Since when does our understanding of the 21st century call for a utilitarian approach to education? Not anywhere that I've read or seen. Quite the opposite. At what point are boys exempt from developing thier imagination and creativity--something the reading and writing of fiction powerfully exercise? Sounds pretty sexist to me. Do we need more choice? Probably. But less fiction? No way.
Certainly at Lovett we hold a liberal education, one that fosters mind, body and soul, in high value. We would never adopt a "fictionless" curriculum. And, as we work passionately to find the best means to educate our students for the conceptual age, we strive to develop our students' creative and innovative mindsets-minds that are flexible and adaptable with an ability to see and think differently. More than ever we know that the narrative form-be it fiction or non-fiction-has an extraordinary power for deep learning and an understanding of ourselves and the world around us.

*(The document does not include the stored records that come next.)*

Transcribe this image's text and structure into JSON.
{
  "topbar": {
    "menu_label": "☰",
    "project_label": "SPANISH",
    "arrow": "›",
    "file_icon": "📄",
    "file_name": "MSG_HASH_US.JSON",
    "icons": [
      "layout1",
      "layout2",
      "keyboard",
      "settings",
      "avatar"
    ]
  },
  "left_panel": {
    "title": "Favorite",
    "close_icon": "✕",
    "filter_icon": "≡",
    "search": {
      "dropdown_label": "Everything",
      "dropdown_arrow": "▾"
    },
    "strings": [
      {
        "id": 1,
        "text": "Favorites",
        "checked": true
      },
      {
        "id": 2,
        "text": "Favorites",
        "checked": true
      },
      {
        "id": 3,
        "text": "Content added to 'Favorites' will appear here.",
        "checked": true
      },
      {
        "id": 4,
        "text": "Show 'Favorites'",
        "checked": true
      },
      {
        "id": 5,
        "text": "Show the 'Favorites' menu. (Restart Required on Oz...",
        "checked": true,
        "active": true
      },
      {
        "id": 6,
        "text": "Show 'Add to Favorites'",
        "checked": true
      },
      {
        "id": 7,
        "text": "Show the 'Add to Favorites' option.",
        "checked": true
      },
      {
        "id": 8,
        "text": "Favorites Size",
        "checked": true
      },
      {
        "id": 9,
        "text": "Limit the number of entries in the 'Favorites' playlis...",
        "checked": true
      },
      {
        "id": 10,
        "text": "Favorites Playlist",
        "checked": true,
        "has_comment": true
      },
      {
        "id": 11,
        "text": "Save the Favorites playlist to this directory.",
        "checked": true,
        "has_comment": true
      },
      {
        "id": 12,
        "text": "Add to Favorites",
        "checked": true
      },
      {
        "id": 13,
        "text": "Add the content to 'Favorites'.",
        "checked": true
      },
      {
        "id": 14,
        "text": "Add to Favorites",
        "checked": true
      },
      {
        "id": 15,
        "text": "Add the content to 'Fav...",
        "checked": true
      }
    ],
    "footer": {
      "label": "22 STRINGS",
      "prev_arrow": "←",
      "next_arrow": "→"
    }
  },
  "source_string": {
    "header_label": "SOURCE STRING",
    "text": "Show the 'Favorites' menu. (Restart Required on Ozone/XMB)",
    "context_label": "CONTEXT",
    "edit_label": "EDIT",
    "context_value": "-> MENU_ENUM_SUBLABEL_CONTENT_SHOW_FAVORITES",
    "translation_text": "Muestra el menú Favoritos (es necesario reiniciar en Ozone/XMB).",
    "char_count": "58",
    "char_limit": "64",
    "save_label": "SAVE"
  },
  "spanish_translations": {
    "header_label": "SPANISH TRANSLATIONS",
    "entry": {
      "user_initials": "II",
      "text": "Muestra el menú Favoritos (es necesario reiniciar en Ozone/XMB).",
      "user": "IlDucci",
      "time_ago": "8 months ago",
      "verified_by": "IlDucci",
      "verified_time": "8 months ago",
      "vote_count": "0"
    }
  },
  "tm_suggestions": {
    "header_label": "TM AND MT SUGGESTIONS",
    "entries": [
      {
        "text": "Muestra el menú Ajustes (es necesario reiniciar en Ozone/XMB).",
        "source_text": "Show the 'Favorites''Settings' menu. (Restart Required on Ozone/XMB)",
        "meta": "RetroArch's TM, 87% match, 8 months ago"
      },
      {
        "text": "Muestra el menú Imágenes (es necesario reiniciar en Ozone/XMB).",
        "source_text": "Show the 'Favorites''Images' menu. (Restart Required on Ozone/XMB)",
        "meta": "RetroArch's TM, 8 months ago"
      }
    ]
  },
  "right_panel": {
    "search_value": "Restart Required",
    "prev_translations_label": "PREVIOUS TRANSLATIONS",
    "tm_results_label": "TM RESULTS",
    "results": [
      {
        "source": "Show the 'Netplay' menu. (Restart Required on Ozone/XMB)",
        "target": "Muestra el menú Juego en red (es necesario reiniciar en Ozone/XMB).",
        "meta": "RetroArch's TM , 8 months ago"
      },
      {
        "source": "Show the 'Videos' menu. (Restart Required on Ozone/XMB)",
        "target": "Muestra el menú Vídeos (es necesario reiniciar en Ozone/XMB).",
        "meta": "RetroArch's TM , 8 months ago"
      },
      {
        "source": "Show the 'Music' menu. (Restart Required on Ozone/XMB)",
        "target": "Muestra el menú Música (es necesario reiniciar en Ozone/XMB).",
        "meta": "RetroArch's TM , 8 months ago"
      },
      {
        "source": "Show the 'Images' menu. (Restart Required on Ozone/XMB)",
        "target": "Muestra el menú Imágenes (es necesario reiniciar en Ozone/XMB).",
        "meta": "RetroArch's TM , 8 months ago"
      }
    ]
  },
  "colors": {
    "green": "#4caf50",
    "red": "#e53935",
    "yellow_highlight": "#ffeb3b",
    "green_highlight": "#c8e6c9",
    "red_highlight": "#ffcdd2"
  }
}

The magical wand that makes an English classroom relevant and engaging for all students (and I would argue this is true for any classroom) is the teacher. A masterful teacher may or may not have the latitude to select the texts he teaches (althoughwe offer a great deal of freedom to our teachers, and in the single-gender classrooms of our middle school more choice is evident); however, a masterful teacher can bring seemingly irrelevant texts to life with and for all of their students. Deep-reading is a challenge in a world where the text message beats the Hamlet soliloquy every time; and yet, when students have opportunities to perform, to contextualize the text to the modern day, to have choice in their demonstrations of learning, then the reading matters and their creativity and humanity are honored.
I do agree with Wiggins about the need for more non-fiction reading, of all types, in our English classrooms. In particular, I love the notion of a humanities approach and the opportunities to transform an English classroom to something that looks more interdisciplinary without the scheduling headache. Lovett's signature course, the junior year American Studies, is a true interdisciplinary model combining an English class and a History class to examine six themes across American history with the lenses of literature, art, music, etc. It's a powerful and demanding learning experience for our students.
I suppose it is for this very reason, the opportunity to look at the world through different lenses and make these connections using a variety of texts and resources, that I am particularly excited about Bennett Spann's new Senior English elective. An American Studies teacher, but with an eye towards building our students' global perspectives, Bennett will be teaching "Moments Of Crisis: An Exploration of Good and Evil, Civilization and Dystopia." He describes the course (still in formation) as follows:
In this course, students will read fiction from various cultures that are deeply rooted in tragic and often shocking realities. In addition to several short novels, students will supplement their readings with non-fiction in order to understand more fully how the fictional realities of the authors relate to their respective cultures. The goal of this course is to increase global and cultural literacy as well as to examine commonalities between seemingly disconnected countries, cultures, and ethnicities. The course will also encourage students to reflect upon the simultaneous idealism and tragedy of the human experience. Students will write interdisciplinary essays that emphasize social commentary and explore the relationship between fact and fiction. We will primarily focus on Africa, South America, China, Russia, and Italy with some excerpts illuminating other areas as well.
List of Texts:
The Life and Times of Michael K, J. M. Coetzee
Death in the Andes, Mario Vargas Llosa
The True Story of Ah Q, Cheng Ah
A Day in the Life of Ivan Denisovich, Alexander Solzhenitsy
Accidental Death of an Anarchist, Dario Fo
Masterful teachers. Variety of texts and learning resources. Nimble minds. Creativity and imagination. These are the things we must foster in the 21st century. Ban fiction? Never.